Welcome in paradise II … 🙂

A fresh new version of the FGLRX driver has been released by AMD, and thus packaged and available for all of you.

Next month, AMD promise to release a stable version.

Notice

This release concern only owners of radeon HD5xxx or above. All owner of HD2xx and HD4xx are really encouraged to use the free radeon driver (which received a lot of improvement in 3.11)

There’s 13 and thirteen 🙂 When I speak about 13.1 it’s openSUSE version, 13.11 is FGLRX version, don’t get confused! Oh and 3.11 is the kernel version 🙂

This is experimental & BETA software, it could fix issues you encountered (FGLRX not working for openSUSE 13.1),
But good reports have been collected around (people having used Sebastian’s script directly)

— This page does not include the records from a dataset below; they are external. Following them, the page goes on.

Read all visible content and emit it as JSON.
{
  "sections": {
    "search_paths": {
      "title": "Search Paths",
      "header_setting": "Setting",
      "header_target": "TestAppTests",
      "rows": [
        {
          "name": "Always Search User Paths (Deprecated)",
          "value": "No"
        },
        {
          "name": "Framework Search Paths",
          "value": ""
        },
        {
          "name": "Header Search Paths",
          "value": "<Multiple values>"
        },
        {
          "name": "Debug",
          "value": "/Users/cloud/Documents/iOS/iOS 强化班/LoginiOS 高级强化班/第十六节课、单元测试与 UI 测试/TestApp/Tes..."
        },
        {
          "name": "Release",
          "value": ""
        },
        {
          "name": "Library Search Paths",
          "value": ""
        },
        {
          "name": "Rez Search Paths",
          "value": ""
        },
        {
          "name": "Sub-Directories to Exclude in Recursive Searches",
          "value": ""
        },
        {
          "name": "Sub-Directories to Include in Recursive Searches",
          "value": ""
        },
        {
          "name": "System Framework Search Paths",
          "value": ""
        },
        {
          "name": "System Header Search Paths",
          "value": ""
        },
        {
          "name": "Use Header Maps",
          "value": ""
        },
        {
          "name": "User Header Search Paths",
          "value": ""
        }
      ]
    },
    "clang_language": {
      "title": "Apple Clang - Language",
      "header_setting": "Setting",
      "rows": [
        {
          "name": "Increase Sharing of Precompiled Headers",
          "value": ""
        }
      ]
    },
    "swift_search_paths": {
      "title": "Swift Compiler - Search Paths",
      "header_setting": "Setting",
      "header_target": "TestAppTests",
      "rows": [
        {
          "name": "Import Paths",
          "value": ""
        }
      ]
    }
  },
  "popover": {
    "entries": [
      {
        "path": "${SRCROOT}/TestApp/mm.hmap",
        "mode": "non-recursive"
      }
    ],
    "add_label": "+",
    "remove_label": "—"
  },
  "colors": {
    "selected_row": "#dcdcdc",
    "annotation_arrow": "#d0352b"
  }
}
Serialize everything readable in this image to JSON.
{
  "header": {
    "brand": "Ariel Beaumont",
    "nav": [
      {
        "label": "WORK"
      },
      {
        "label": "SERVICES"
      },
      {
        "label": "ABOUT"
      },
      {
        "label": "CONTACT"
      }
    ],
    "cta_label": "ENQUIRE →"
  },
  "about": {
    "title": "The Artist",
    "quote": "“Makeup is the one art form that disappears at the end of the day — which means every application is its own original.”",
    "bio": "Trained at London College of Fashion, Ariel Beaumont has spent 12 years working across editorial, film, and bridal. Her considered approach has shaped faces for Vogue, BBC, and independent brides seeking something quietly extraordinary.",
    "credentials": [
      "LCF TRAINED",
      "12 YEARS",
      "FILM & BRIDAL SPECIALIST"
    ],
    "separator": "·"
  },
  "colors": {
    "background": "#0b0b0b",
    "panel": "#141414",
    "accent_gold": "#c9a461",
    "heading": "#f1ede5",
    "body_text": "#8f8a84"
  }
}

I would like to thanks again Sebastian Siebert for his effort to kept FGLRX in a good shape for all of us.

Beta Repository

To make things clear about the status of the drivers, it will not be published under the normal stable repository http://geeko.ioda.net/mirror/amd-fglrx.
I’ve created some times ago a beta repository located at http://geeko.ioda.net/mirror/amd-fglrx-beta.
The FGLRX 13.11 beta6 and beta 9.4 rpm are released for any openSUSE version from 11.4(Evergreen) to latest 13.1 + Tumbleweed

Also the signer of package have change and use now the generic builder gpg key at Ioda-Net. (gpg key id 65BE584C)

Installing the new repository

Admitting you’ve the normal repository named FGLRX, (use zypper lr -d to find the number or name you give it). You have to start by disabling it
so you could fallback to it quickly when new stable version will be published. Open a root console or add sudo at your convenience and issue the following command:

zypper mr -dR FGLRX

amd-fglrx-beta

To add another repository in the same console as root issue the following command which will install normally the right repository for your distribution

zypper ar -n FGLRX-BETA -cgf http://geeko.ioda.net/mirror/amd-fglrx-beta/openSUSE_`lsb-release -r | awk '{print $2}'` FGLRX-BETA

If you are using Tumbleweed use this one

zypper ar -n FGLRX-BETA -cgf http://geeko.ioda.net/mirror/amd-fglrx-beta/openSUSE_Tumbleweed FGLRX-BETA

Now the update/upgrade process

zypper dup -r FGLRX-BETA

Let the system upgrade the package, and try to enjoy the new beta.